The table includes forward P/E ratios, dividend yields and industry groups. The forward P/E for Healthpeak Properties (DOC) is a high 100.8. However, the stock trades for 9.6 times the consensus funds-from-operations estimate for the next 12 months among analysts polled by LSEG. FFO adds depreciation and amortization back to earnings. This non-GAAP measure is commonly used to estimate how much cash is available to a real-estate investment trust to pay dividends.
For Omega Healthcare Investors (OHI), the other REIT on the list, the forward price/FFO ratio is 14.2.
Competing ETFs
The BNY Mellon Global Infrastructure Income ETF's full expense ratio is 0.65%, which would make for annual expenses of $65 on a $10,000 investment. The fund's expense ratio is being limited to 0.55% at least until the end of this month.
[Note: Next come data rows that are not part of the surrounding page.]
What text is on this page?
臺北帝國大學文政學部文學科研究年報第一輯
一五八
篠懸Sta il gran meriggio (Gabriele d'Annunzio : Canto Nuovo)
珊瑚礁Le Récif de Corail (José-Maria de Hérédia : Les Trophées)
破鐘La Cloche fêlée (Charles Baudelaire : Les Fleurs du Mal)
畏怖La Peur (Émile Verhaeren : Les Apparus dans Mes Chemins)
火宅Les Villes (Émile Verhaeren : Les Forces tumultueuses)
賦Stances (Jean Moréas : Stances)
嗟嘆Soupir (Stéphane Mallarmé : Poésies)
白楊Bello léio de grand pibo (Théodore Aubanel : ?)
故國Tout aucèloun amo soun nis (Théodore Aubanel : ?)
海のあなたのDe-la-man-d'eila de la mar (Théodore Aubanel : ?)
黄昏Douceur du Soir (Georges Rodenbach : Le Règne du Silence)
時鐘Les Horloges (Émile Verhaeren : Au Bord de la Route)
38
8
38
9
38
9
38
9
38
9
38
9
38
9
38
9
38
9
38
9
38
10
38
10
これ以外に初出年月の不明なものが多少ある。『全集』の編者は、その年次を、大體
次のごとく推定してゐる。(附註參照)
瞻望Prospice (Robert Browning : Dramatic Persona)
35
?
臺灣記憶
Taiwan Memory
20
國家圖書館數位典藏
This table lists five more ETFs. These are drawn from LSEG's list of peer funds, but limited to those that have performed best over the past three years, among the ones broadly invested in infrastructure companies:
Exchange-traded fund 1-year return 3-year avg. return 5-year avg. return Launch date Net expense ratio BNY Mellon Global Infrastructure Income ETF 37.9% 18.7% N/A 11/2/2022 0.55% State Street SPDR S&P Global Infrastructure ETF 25.1% 13.9% 11.8% 1/25/2007 0.40% iShares Global Infrastructure ETF 25.2% 13.8% 11.8% 12/10/2007 0.39% iShares Emerging Markets Infrastructure ETF 42.0% 13.0% 8.0% 6/16/2009 0.60% ProShares DJ Brookfield Global Infrastructure ETF 19.4% 10.5% 10.6% 3/25/2014 0.46% FlexShares STOXX Global Broad Infrastructure Index 18.8% 9.9% 6.9% 10/8/2013 0.47% Source: LSEG
The Bank of New York Global Infrastructure ETF had the highest average three-year return through January. For one year through January, the iShares Emerging Markets Infrastructure ETF EMIF took the top spot.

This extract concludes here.